The second choice is in the short term the more difficult. It means taking on the British government, opposition, media, and even the police and the judiciary, in a prolonged campaign which may at times amount to confrontation and open conflict. The fact is that the presence of 2 million angry Muslims in a post-Christian secular society represents a major source of potential social conflict. If we refuse, as in my opinion we must, to allow the amoral (and largely immoral) secular society to destroy our moral values, then we are, ipso facto, in long-term conflict with our environment, including the British government. I happen to believe that, despite the apparent domination of secular man over British society, the British people as a whole belong to a silent moral majority that detests the values of such men as Salman Rushdie and does not want Islam, Christianity, Judaism and other religions abused in the manner of The Satanic Verses and The Last Temptation. This silent moral majority is ignored by the mass media, the political parties and the publishing and commercial empires that thrive on the allegedly ‘free’ culture of nakedness, immorality, promiscuity and the rising tide of such diseases as Aids.

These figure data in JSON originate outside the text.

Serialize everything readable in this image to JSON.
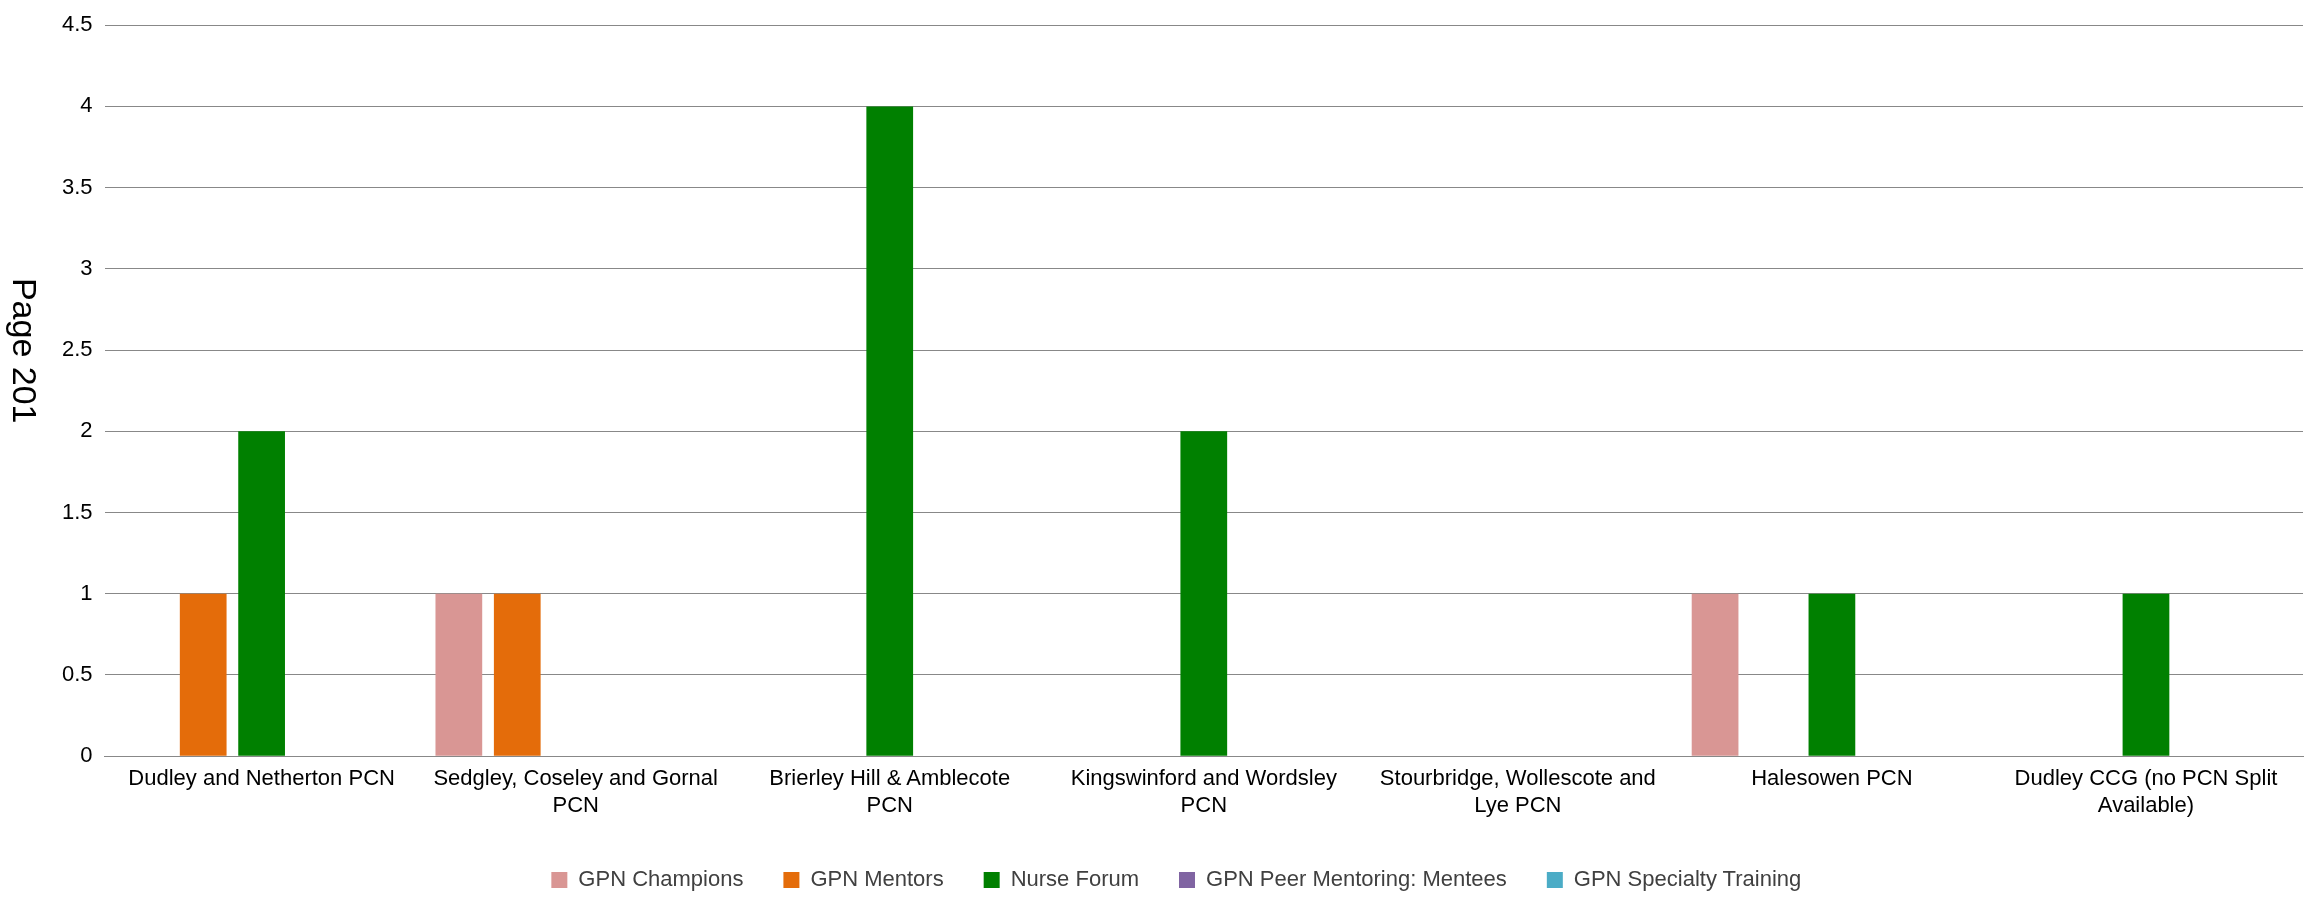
{
  "chart_data": {
    "type": "bar",
    "categories": [
      "Dudley and Netherton PCN",
      "Sedgley, Coseley and Gornal PCN",
      "Brierley Hill & Amblecote PCN",
      "Kingswinford and Wordsley PCN",
      "Stourbridge, Wollescote and Lye PCN",
      "Halesowen PCN",
      "Dudley CCG (no PCN Split Available)"
    ],
    "series": [
      {
        "name": "GPN Champions",
        "color": "#d99694",
        "values": [
          0,
          1,
          0,
          0,
          0,
          1,
          0
        ]
      },
      {
        "name": "GPN Mentors",
        "color": "#e46c0a",
        "values": [
          1,
          1,
          0,
          0,
          0,
          0,
          0
        ]
      },
      {
        "name": "Nurse Forum",
        "color": "#008000",
        "values": [
          2,
          0,
          4,
          2,
          0,
          1,
          1
        ]
      },
      {
        "name": "GPN Peer Mentoring: Mentees",
        "color": "#8064a2",
        "values": [
          0,
          0,
          0,
          0,
          0,
          0,
          0
        ]
      },
      {
        "name": "GPN Specialty Training",
        "color": "#4bacc6",
        "values": [
          0,
          0,
          0,
          0,
          0,
          0,
          0
        ]
      }
    ],
    "ylim": [
      0,
      4.5
    ],
    "yticks": [
      0,
      0.5,
      1,
      1.5,
      2,
      2.5,
      3,
      3.5,
      4,
      4.5
    ],
    "grid": "y",
    "legend": "bottom",
    "annotations": [
      "Page 201"
    ]
  }
}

Douglas Hurd and Kenneth Baker, and some sections of the media, have grudgingly recognized that the Muslim community in Britain is more law-abiding and committed to family values than the rest of mainstream British society. In the same breath the same men and the same media have also offered us the gratuitous advice that ‘Muslims here should accept more integration’. If we accept their advice, we should be breaking more laws and taking up more police cells and making more use of the judiciary. We should then be more equitably represented in the police cells and in the prisons, services for which, as taxpayers, we are also paying like everybody else. Let us take one example: alcoholism is almost non-existent among Muslims. If, as part of the integration package, we take up drinking and other vices associated with alcohol consumption, then crime statistics of all kinds, including road accidents and damage to property, will go up in proportion to our numbers in British society. The consequential costs to the health service, insurance companies, employers, police and others will be enormous. If Douglas Hurd, Kenneth Baker and Fleet Street leader-writers think about it, they would be grateful that at least 2 million people in this country do not quite ‘integrate’ with mainstream Britain as they undoubtedly could. British society as a whole has much to gain by the presence of Islam and Muslims among them. What they must also recognize is that the source of moral excellence and purity that makes us such good citizens is precisely the same as that which does not allow us now, and will now allow us in the future, to accept Salman Rushdie and The Satanic Verses at any cost.

Precisely what price the Muslims in Britain have to pay to secure recognition and defence of their values and sensibilities is a calculation that I do not propose to make today. What must be said is that the cost of not paying this price now will be greater in the future. Therefore, whatever the price, it has to be paid now.

My own view is that enough laws exist on the Statute Book to allow action against The Satanic Verses. What does not exist, as I have said before, is the political will. The Muslim campaign must now be directed at creating the political will either to use existing laws or to enact new laws. The Muslim community has to study the case of such groups as the Suffragettes in the early part of this century who broke the law in a campaign to change it and make it more civilized. Other pressure-groups have also used similar methods to force changes in the law. In recent times the law has also been broken by local municipal authorities and their members over new forms of local taxation. The Labour Party has also been urged to defy the law over new local taxes. A sustained, well thought out and controlled campaign, which might also include symbolic breaking of the law, may well be required if the Muslim community in Britain is to secure its proper place in British society.